Direct naar artikelinhoud
Bellen metRob Vreeken

Bellen met onze correspondent: ‘Israëliërs zijn het na de Iraanse aanval niet alleen oneens met elkaar, maar ook met zichzelf’

In Israël heerst verdeeldheid over hoe de regering moet reageren op de grootschalige Iraanse raketaanval van afgelopen weekend. Correspondent Rob Vreeken bezocht woensdag het bedoeïenendorp waar een meisje gewond raakte na de inslag van een Iraanse raket.

Een Israëlische soldaat staat op 16 april naast een raket die is neergekomen in het zuiden van Israël, tijdens een mediarondleiding op militaire basis Julis.Beeld AFP

Dag Rob, je bent woensdag in het bedoeïenendorp geweest waar afgelopen weekend een meisje gewond raakte door een Iraanse raket. Wat heb je daar allemaal gezien?

‘We zijn de hele middag in dat dorp geweest. Onder andere in de school waar dat meisje op zit, al waren daar nu geen leerlingen. Verder heb ik met haar oom gesproken en ben ik in haar huis geweest. Er zat een gat in het dak, dat gemaakt is van heel dun metaal. Het biedt geen enkele bescherming. Ook een van de tegels op de vloer was kapot, daar was een stuk metaal op gevallen.

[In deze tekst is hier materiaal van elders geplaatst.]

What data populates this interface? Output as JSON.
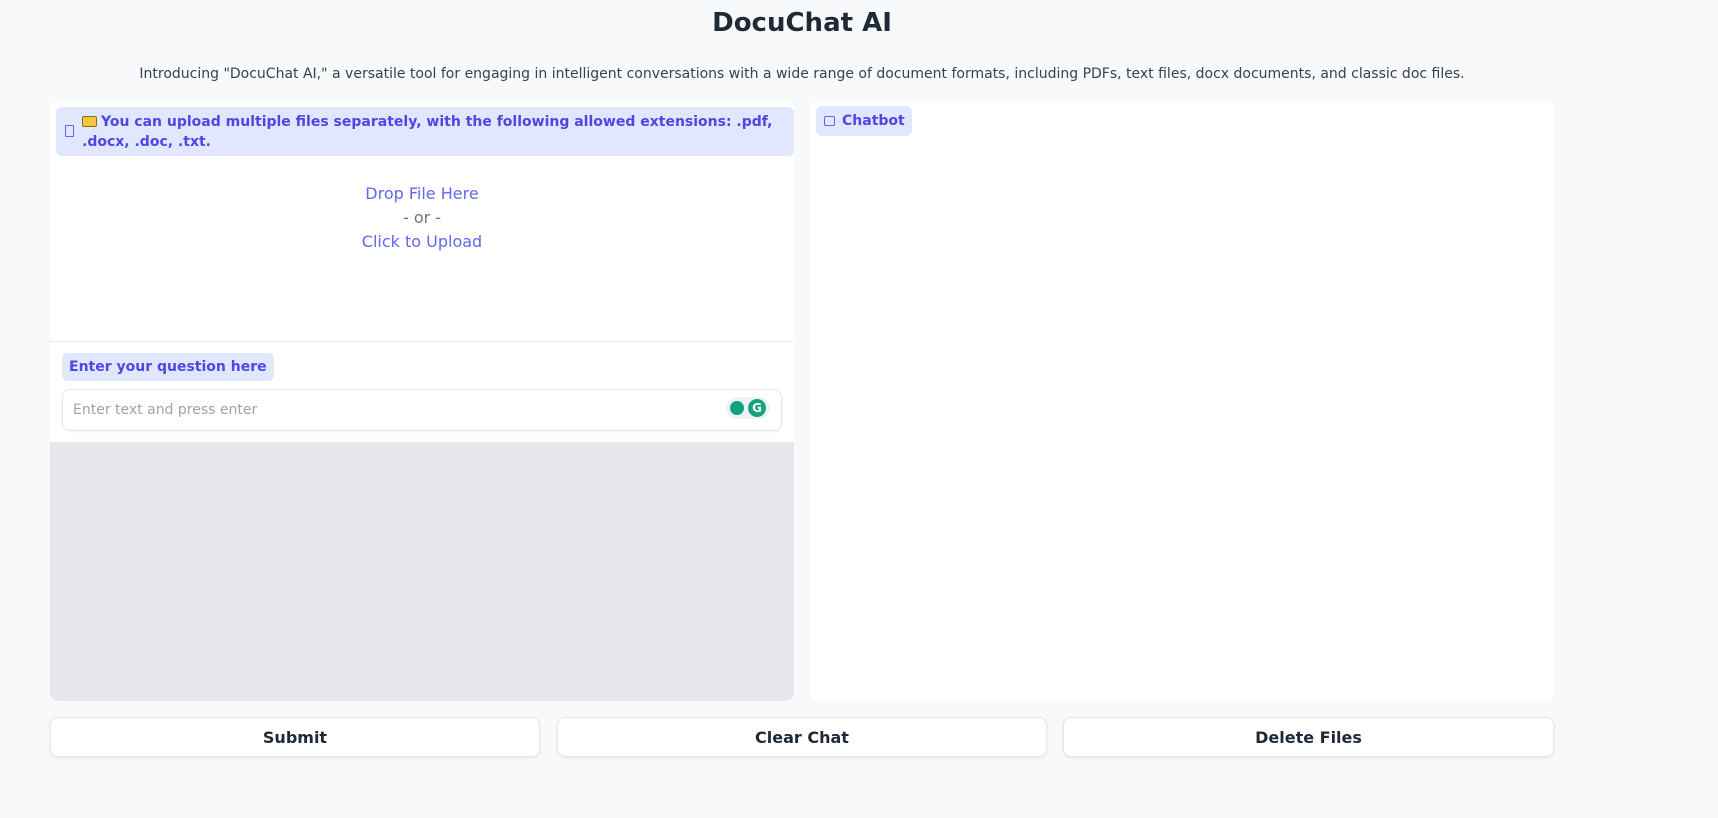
{
  "header": {
    "title": "DocuChat AI",
    "subtitle": "Introducing \"DocuChat AI,\" a versatile tool for engaging in intelligent conversations with a wide range of document formats, including PDFs, text files, docx documents, and classic doc files."
  },
  "upload": {
    "label": "You can upload multiple files separately, with the following allowed extensions: .pdf, .docx, .doc, .txt.",
    "drop_text": "Drop File Here",
    "or_text": "- or -",
    "click_text": "Click to Upload"
  },
  "question": {
    "label": "Enter your question here",
    "placeholder": "Enter text and press enter",
    "value": ""
  },
  "chatbot": {
    "label": "Chatbot"
  },
  "buttons": {
    "submit": "Submit",
    "clear": "Clear Chat",
    "delete": "Delete Files"
  },
  "icons": {
    "file": "file-icon",
    "folder": "folder-icon",
    "chat": "chat-icon",
    "bulb": "lightbulb-icon",
    "grammarly": "grammarly-icon"
  },
  "colors": {
    "accent": "#4f46e5",
    "label_bg": "#e0e7ff",
    "page_bg": "#f8f9fb",
    "output_bg": "#e5e7eb"
  }
}
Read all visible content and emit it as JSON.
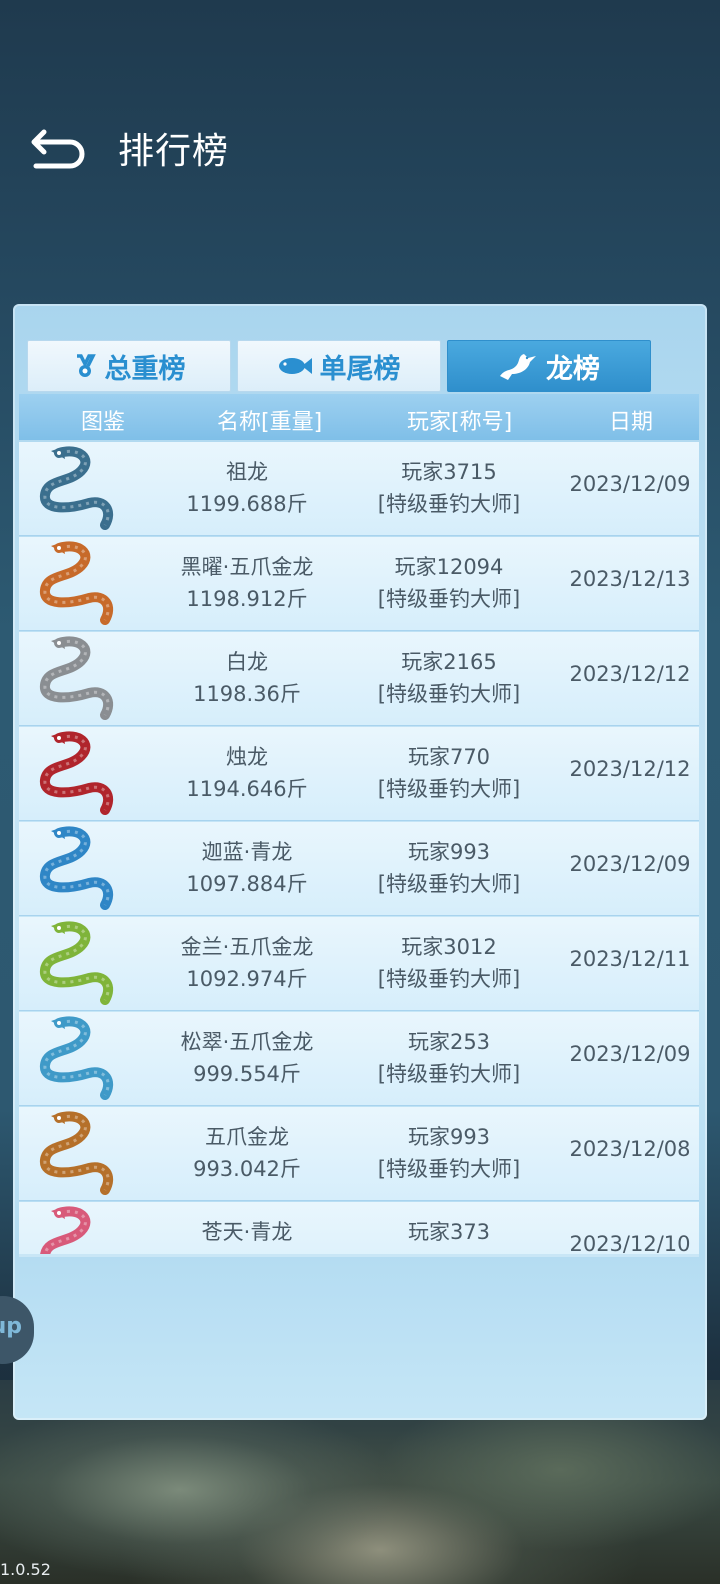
{
  "header": {
    "title": "排行榜"
  },
  "tabs": [
    {
      "label": "总重榜",
      "icon": "trophy-icon"
    },
    {
      "label": "单尾榜",
      "icon": "fish-icon"
    },
    {
      "label": "龙榜",
      "icon": "dragon-icon",
      "active": true
    }
  ],
  "columns": {
    "image": "图鉴",
    "name": "名称[重量]",
    "player": "玩家[称号]",
    "date": "日期"
  },
  "rows": [
    {
      "name": "祖龙",
      "weight": "1199.688斤",
      "player": "玩家3715",
      "title": "[特级垂钓大师]",
      "date": "2023/12/09",
      "dragon_color": "#3b6f8e"
    },
    {
      "name": "黑曜·五爪金龙",
      "weight": "1198.912斤",
      "player": "玩家12094",
      "title": "[特级垂钓大师]",
      "date": "2023/12/13",
      "dragon_color": "#c76a2a"
    },
    {
      "name": "白龙",
      "weight": "1198.36斤",
      "player": "玩家2165",
      "title": "[特级垂钓大师]",
      "date": "2023/12/12",
      "dragon_color": "#8a8e92"
    },
    {
      "name": "烛龙",
      "weight": "1194.646斤",
      "player": "玩家770",
      "title": "[特级垂钓大师]",
      "date": "2023/12/12",
      "dragon_color": "#b0252c"
    },
    {
      "name": "迦蓝·青龙",
      "weight": "1097.884斤",
      "player": "玩家993",
      "title": "[特级垂钓大师]",
      "date": "2023/12/09",
      "dragon_color": "#2f86c6"
    },
    {
      "name": "金兰·五爪金龙",
      "weight": "1092.974斤",
      "player": "玩家3012",
      "title": "[特级垂钓大师]",
      "date": "2023/12/11",
      "dragon_color": "#7fb43a"
    },
    {
      "name": "松翠·五爪金龙",
      "weight": "999.554斤",
      "player": "玩家253",
      "title": "[特级垂钓大师]",
      "date": "2023/12/09",
      "dragon_color": "#3f9ac8"
    },
    {
      "name": "五爪金龙",
      "weight": "993.042斤",
      "player": "玩家993",
      "title": "[特级垂钓大师]",
      "date": "2023/12/08",
      "dragon_color": "#b5702a"
    },
    {
      "name": "苍天·青龙",
      "weight": "",
      "player": "玩家373",
      "title": "",
      "date": "2023/12/10",
      "dragon_color": "#d85a7a"
    }
  ],
  "side_button": {
    "label": "up"
  },
  "version": "1.0.52"
}
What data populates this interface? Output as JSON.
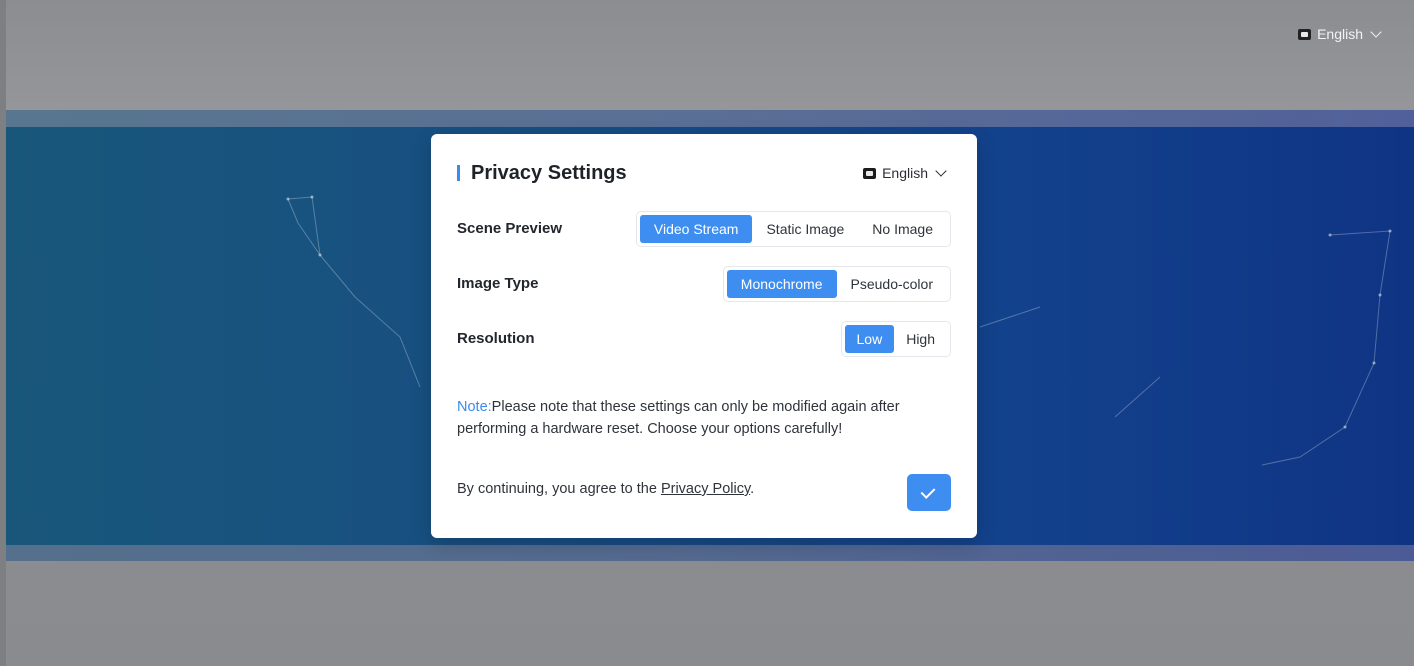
{
  "top_language": {
    "label": "English"
  },
  "modal": {
    "title": "Privacy Settings",
    "language": {
      "label": "English"
    },
    "rows": [
      {
        "label": "Scene Preview",
        "options": [
          "Video Stream",
          "Static Image",
          "No Image"
        ],
        "selected": "Video Stream"
      },
      {
        "label": "Image Type",
        "options": [
          "Monochrome",
          "Pseudo-color"
        ],
        "selected": "Monochrome"
      },
      {
        "label": "Resolution",
        "options": [
          "Low",
          "High"
        ],
        "selected": "Low"
      }
    ],
    "note": {
      "label": "Note:",
      "text": "Please note that these settings can only be modified again after performing a hardware reset. Choose your options carefully!"
    },
    "footer": {
      "prefix": "By continuing, you agree to the ",
      "link": "Privacy Policy",
      "suffix": "."
    }
  },
  "colors": {
    "accent": "#3d8ef0",
    "overlay": "#8e9094",
    "band": "#174f82"
  },
  "icons": {
    "language": "language-icon",
    "dropdown": "chevron-down-icon",
    "confirm": "check-icon"
  }
}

‘De bedoeïenen, woestijnbewoners, worden niet erkend door de Israëlische overheid, dus ze hebben geen schuilkelders, maar ook geen stromend water, telefoonlijnen, niets. Daardoor is dat meisje ook gewond geraakt. Bovendien liggen die dorpen dicht bij luchtmachtbasis Nevatim, dat was een van de voornaamste doelwitten van Iran. De meeste raketten zijn daarop afgevlogen.’

Hoe reageren de Israëliërs op de Iraanse luchtaanval?

‘De meningen lopen uiteen. Mensen zijn het niet alleen oneens met elkaar, maar ook met zichzelf. Aan de ene kant heerst het gevoel dat ze moeten terugslaan, dat ze dit niet onbeantwoord kunnen laten. Aan de andere kant is er ook dat stemmetje dat zegt: is dat nou wel zo verstandig? De vraag is ook: hoe dan? Ze weten niet precies wat ze voor ogen hebben. Mensen die ik sprak, zeiden dat er in ieder geval geen burgerslachtoffers moeten vallen.

‘Maar dan is er natuurlijk nog altijd de strategische vraag van hoe zwaar Israël terug kan slaan, met het oog op escalatie. Veel mensen denken daarover na en zien de gevaren ervan in. Ze willen geen nieuwe oorlog in de regio, die met Hamas is wel genoeg. Bovendien hebben de gijzelaars van Hamas voor veel mensen prioriteit. Ze willen een mogelijk akkoord over hun vrijlating niet verpesten door een oorlog met Iran te beginnen.’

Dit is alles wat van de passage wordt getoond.